Oncopeptides opts to abandon Type II variation process for Pepaxti to optimize patient and shareholder value
Stockholm – September 28, 2023 – Oncopeptides AB (publ), a biotech company focused on difficult-to-treat cancers, today announces its decision to opt to abandon the application process to allow Pepaxti access to earlier lines of treatment for patients with relapsed, refractory multiple myeloma (RRMM), a so-called type II variation. The decision follows an updated, comprehensive analysis of the current landscape for treatment of multiple myeloma and is made to optimize value for both patients and shareholders. The decision does not impact the company´s financial projections or the estimated market potential of Pepaxti negatively.
In its analysis, Oncopeptides has concluded that the highest value for both patients and shareholders lies in the current indication, due to a high unmet medical need, a fair price reflecting the innovation of Pepaxti and fewer alternative treatments.
The company assesses that this decision does not negatively affect the previously communicated market potential for Pepaxti in Europe (i.e. >1.5 billion SEK), or when the company can expect to be cash flow positive (i.e. before end of 2026).
“While we have strong scientific support and are pleased with the clinical benefit/risk profile, confirmed by the recent positive opinion from the CHMP, our assessment is that we would serve patients best if the drug remained within its current indication where the unmet medical need remains high and the number of patients is increasing,” says Sofia Heigis, CEO of Oncopeptides. “The European treatment landscape already holds a broad range of viable options with a mix of both generic and innovative drugs. To move forward with an extension into earlier lines of treatment before fulfilling the higher unmet need in later lines could mean a new European price level for Pepaxti that does not reflect our innovation and ultimately risk the availability of Pepaxti for all patients and also erode shareholder value. We are convinced that focusing on later lines of treatment in a growing market is in the best interest of both patients and our shareholders.”
For more information, please see the Q&A for investors below as well as a video interview where Sofia Heigis further describes the decision.
What is this?
Oncopeptides has opted to abandon the application process to extend the approval for Pepaxti into earlier lines of treatment to focus on its current indication, as the company believes that is where the highest unmet need and optimal value for patients and the company´s shareholders lie.
What has led to this decision?
On September 14 Oncopeptides received a positive recommendation from the Committee for Medicinal Products for Human Use (CHMP) to allow the extension of Pepaxti into earlier lines of treatment and also peripheral administration, meaning delivery of treatment through peripheral veins.
Ahead of the decision, the company initiated an updated analysis of the rapidly evolving multiple myeloma landscape and the market potential for Pepaxti in different scenarios.
Have you abandoned the process voluntarily or upon EMA’s request?
The decision was solely made by Oncopeptides.
What implications will this have for patients with multiple myeloma?
The potential patient population is larger in earlier lines of therapy. This does not mean, however, that more patients would automatically benefit from Pepaxti being extended into earlier lines of therapy. Our assessment is that the highest value patient of Pepaxti is in later lines of therapy where there is a higher unmet need. While the decision to not extend the indication into earlier lines of treatment means that Oncopeptides will not be able to market the drug to these target groups, doctors are still able to prescribe Pepaxti to any patient they believe would benefit from the drug.
The type II variation submission was based on the OCEAN study, wasn’t the data strong enough?
Yes.
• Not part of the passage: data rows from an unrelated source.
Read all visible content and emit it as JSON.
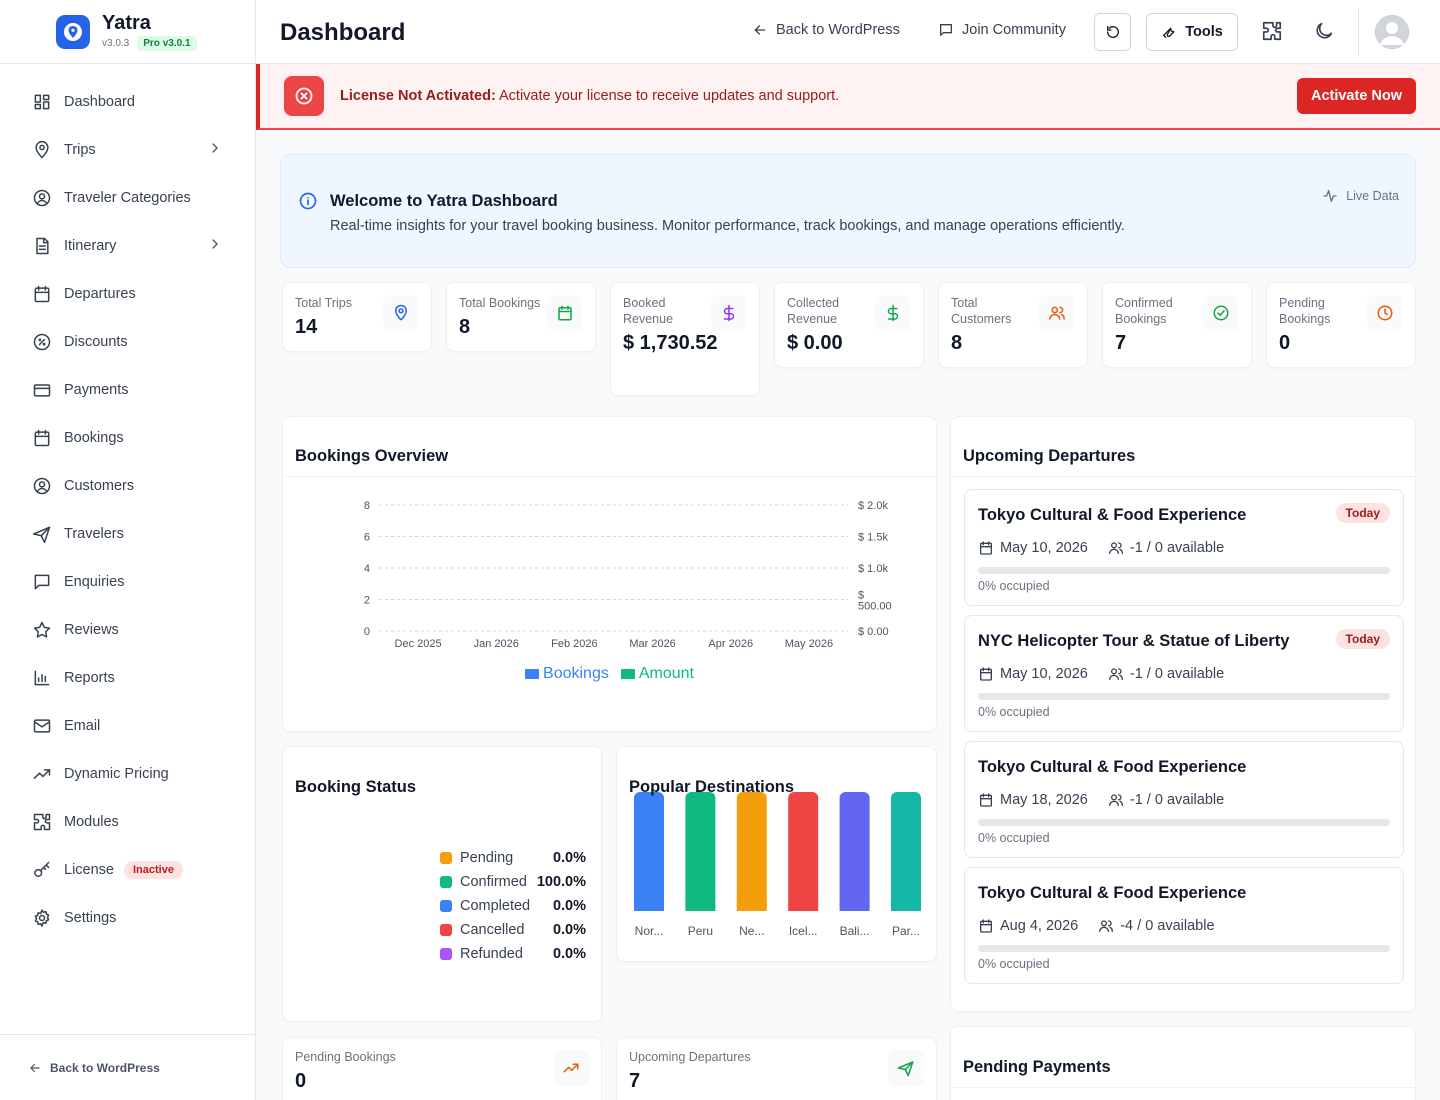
{
  "brand": {
    "name": "Yatra",
    "version": "v3.0.3",
    "pro": "Pro v3.0.1"
  },
  "sidebar": {
    "items": [
      {
        "label": "Dashboard",
        "icon": "dashboard-icon"
      },
      {
        "label": "Trips",
        "icon": "map-pin-icon",
        "chevron": true
      },
      {
        "label": "Traveler Categories",
        "icon": "user-circle-icon"
      },
      {
        "label": "Itinerary",
        "icon": "document-icon",
        "chevron": true
      },
      {
        "label": "Departures",
        "icon": "calendar-icon"
      },
      {
        "label": "Discounts",
        "icon": "discount-icon"
      },
      {
        "label": "Payments",
        "icon": "credit-card-icon"
      },
      {
        "label": "Bookings",
        "icon": "calendar-icon"
      },
      {
        "label": "Customers",
        "icon": "user-circle-icon"
      },
      {
        "label": "Travelers",
        "icon": "plane-icon"
      },
      {
        "label": "Enquiries",
        "icon": "message-icon"
      },
      {
        "label": "Reviews",
        "icon": "star-icon"
      },
      {
        "label": "Reports",
        "icon": "bar-chart-icon"
      },
      {
        "label": "Email",
        "icon": "mail-icon"
      },
      {
        "label": "Dynamic Pricing",
        "icon": "trending-up-icon"
      },
      {
        "label": "Modules",
        "icon": "puzzle-icon"
      },
      {
        "label": "License",
        "icon": "key-icon",
        "badge": "Inactive"
      },
      {
        "label": "Settings",
        "icon": "gear-icon"
      }
    ],
    "footer": "Back to WordPress"
  },
  "header": {
    "title": "Dashboard",
    "back": "Back to WordPress",
    "community": "Join Community",
    "tools": "Tools"
  },
  "alert": {
    "bold": "License Not Activated:",
    "text": " Activate your license to receive updates and support.",
    "button": "Activate Now"
  },
  "welcome": {
    "title": "Welcome to Yatra Dashboard",
    "subtitle": "Real-time insights for your travel booking business. Monitor performance, track bookings, and manage operations efficiently.",
    "live": "Live Data"
  },
  "stats": [
    {
      "label": "Total Trips",
      "value": "14",
      "icon": "map-pin-icon",
      "color": "#2563eb"
    },
    {
      "label": "Total Bookings",
      "value": "8",
      "icon": "calendar-icon",
      "color": "#16a34a"
    },
    {
      "label": "Booked Revenue",
      "value": "$ 1,730.52",
      "icon": "dollar-icon",
      "color": "#9333ea"
    },
    {
      "label": "Collected Revenue",
      "value": "$ 0.00",
      "icon": "dollar-icon",
      "color": "#16a34a"
    },
    {
      "label": "Total Customers",
      "value": "8",
      "icon": "users-icon",
      "color": "#ea580c"
    },
    {
      "label": "Confirmed Bookings",
      "value": "7",
      "icon": "check-circle-icon",
      "color": "#16a34a"
    },
    {
      "label": "Pending Bookings",
      "value": "0",
      "icon": "clock-icon",
      "color": "#ea580c"
    }
  ],
  "bookings_overview": {
    "title": "Bookings Overview"
  },
  "chart_data": [
    {
      "type": "line",
      "categories": [
        "Dec 2025",
        "Jan 2026",
        "Feb 2026",
        "Mar 2026",
        "Apr 2026",
        "May 2026"
      ],
      "series": [
        {
          "name": "Bookings",
          "values": [
            0,
            0,
            0,
            0,
            0,
            0
          ],
          "color": "#3b82f6"
        },
        {
          "name": "Amount",
          "values": [
            0,
            0,
            0,
            0,
            0,
            0
          ],
          "color": "#10b981"
        }
      ],
      "y_left": {
        "ticks": [
          "0",
          "2",
          "4",
          "6",
          "8"
        ],
        "lim": [
          0,
          8
        ]
      },
      "y_right": {
        "ticks": [
          "$ 0.00",
          "$ 500.00",
          "$ 1.0k",
          "$ 1.5k",
          "$ 2.0k"
        ],
        "lim": [
          0,
          2000
        ]
      },
      "grid": true,
      "legend": "bottom"
    },
    {
      "type": "bar",
      "title": "Popular Destinations",
      "categories": [
        "Nor...",
        "Peru",
        "Ne...",
        "Icel...",
        "Bali...",
        "Par..."
      ],
      "values": [
        1,
        1,
        1,
        1,
        1,
        1
      ],
      "colors": [
        "#3b82f6",
        "#10b981",
        "#f59e0b",
        "#ef4444",
        "#6366f1",
        "#14b8a6"
      ]
    }
  ],
  "booking_status": {
    "title": "Booking Status",
    "items": [
      {
        "label": "Pending",
        "pct": "0.0%",
        "color": "#f59e0b"
      },
      {
        "label": "Confirmed",
        "pct": "100.0%",
        "color": "#10b981"
      },
      {
        "label": "Completed",
        "pct": "0.0%",
        "color": "#3b82f6"
      },
      {
        "label": "Cancelled",
        "pct": "0.0%",
        "color": "#ef4444"
      },
      {
        "label": "Refunded",
        "pct": "0.0%",
        "color": "#a855f7"
      }
    ]
  },
  "popular": {
    "title": "Popular Destinations"
  },
  "departures": {
    "title": "Upcoming Departures",
    "items": [
      {
        "name": "Tokyo Cultural & Food Experience",
        "date": "May 10, 2026",
        "avail": "-1 / 0 available",
        "occ": "0% occupied",
        "badge": "Today",
        "occupancy": 0
      },
      {
        "name": "NYC Helicopter Tour & Statue of Liberty",
        "date": "May 10, 2026",
        "avail": "-1 / 0 available",
        "occ": "0% occupied",
        "badge": "Today",
        "occupancy": 0
      },
      {
        "name": "Tokyo Cultural & Food Experience",
        "date": "May 18, 2026",
        "avail": "-1 / 0 available",
        "occ": "0% occupied",
        "badge": "",
        "occupancy": 0
      },
      {
        "name": "Tokyo Cultural & Food Experience",
        "date": "Aug 4, 2026",
        "avail": "-4 / 0 available",
        "occ": "0% occupied",
        "badge": "",
        "occupancy": 0
      }
    ]
  },
  "mini": [
    {
      "label": "Pending Bookings",
      "value": "0"
    },
    {
      "label": "Upcoming Departures",
      "value": "7"
    }
  ],
  "pending_payments": {
    "title": "Pending Payments"
  }
}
On September 14, the Committee for Medicinal Products for Human Use (CHMP), part of the European Medicines Agency (EMA), recommended to approve Oncopeptides’ application to allow access to earlier lines of treatment, based on a scientific evaluation of the OCEAN study data.
What impact has the competition in earlier treatment lines had on your decision?
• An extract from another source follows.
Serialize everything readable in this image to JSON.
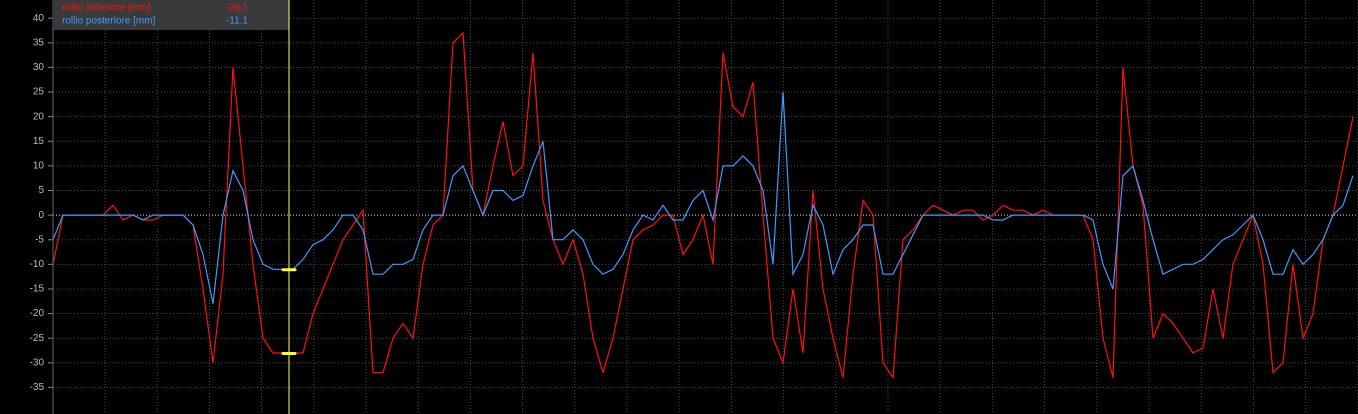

It was an important factor among others as part of a broader analysis of the current multiple myeloma treatment landscape.
What impact will this have on the price in Germany and Europe?
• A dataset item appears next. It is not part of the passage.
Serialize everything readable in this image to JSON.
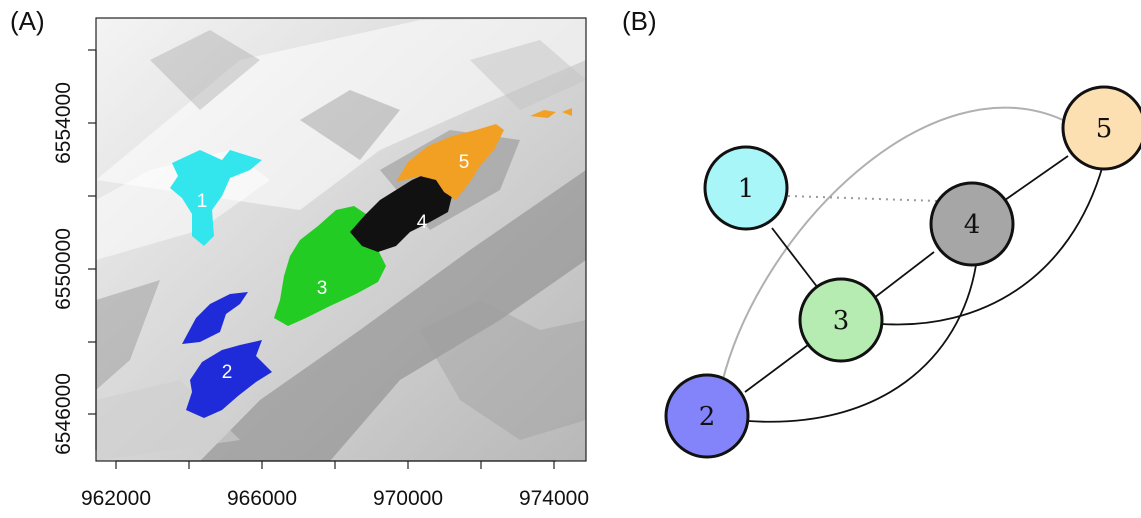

Oncopeptides on September 26 announced it has successfully agreed on a fair reimbursed price that reflects the innovation of Pepaxti in Germany. It´s hard to speculate on what price Pepaxti would have received had it been extended into earlier lines of treatment, but there is a substantial risk that it would have been significantly lower following the renewed price negotiation that would have been triggered.
You have previously stated that the market potential in Europe is partly built on the approval of the type II variation. What impact will this have on the annual market potential?
We have previously communicated (for example in this press release) that a type II variation approval is a part of the market potential for Pepaxti, along with successful price negotiations. Based on an updated analysis of the rapidly changing multiple myeloma landscape, we now believe that the type II variation approval is no longer a necessary factor (the second, a price that reflects the innovation of Pepaxti was recently fulfilled) as we now assess that the highest market potential lies in later lines of treatment where there is a high unmet need and where the price better reflects the innovation of Pepaxti. Therefore, our assessed total market potential remains at the same level as previously communicated, although with a different foundation.
How come you submitted the type II variation application to EMA in the first place?
The submission was made based on an assessment made at the time of the application, when the treatment and payer landscape for multiple myeloma looked different.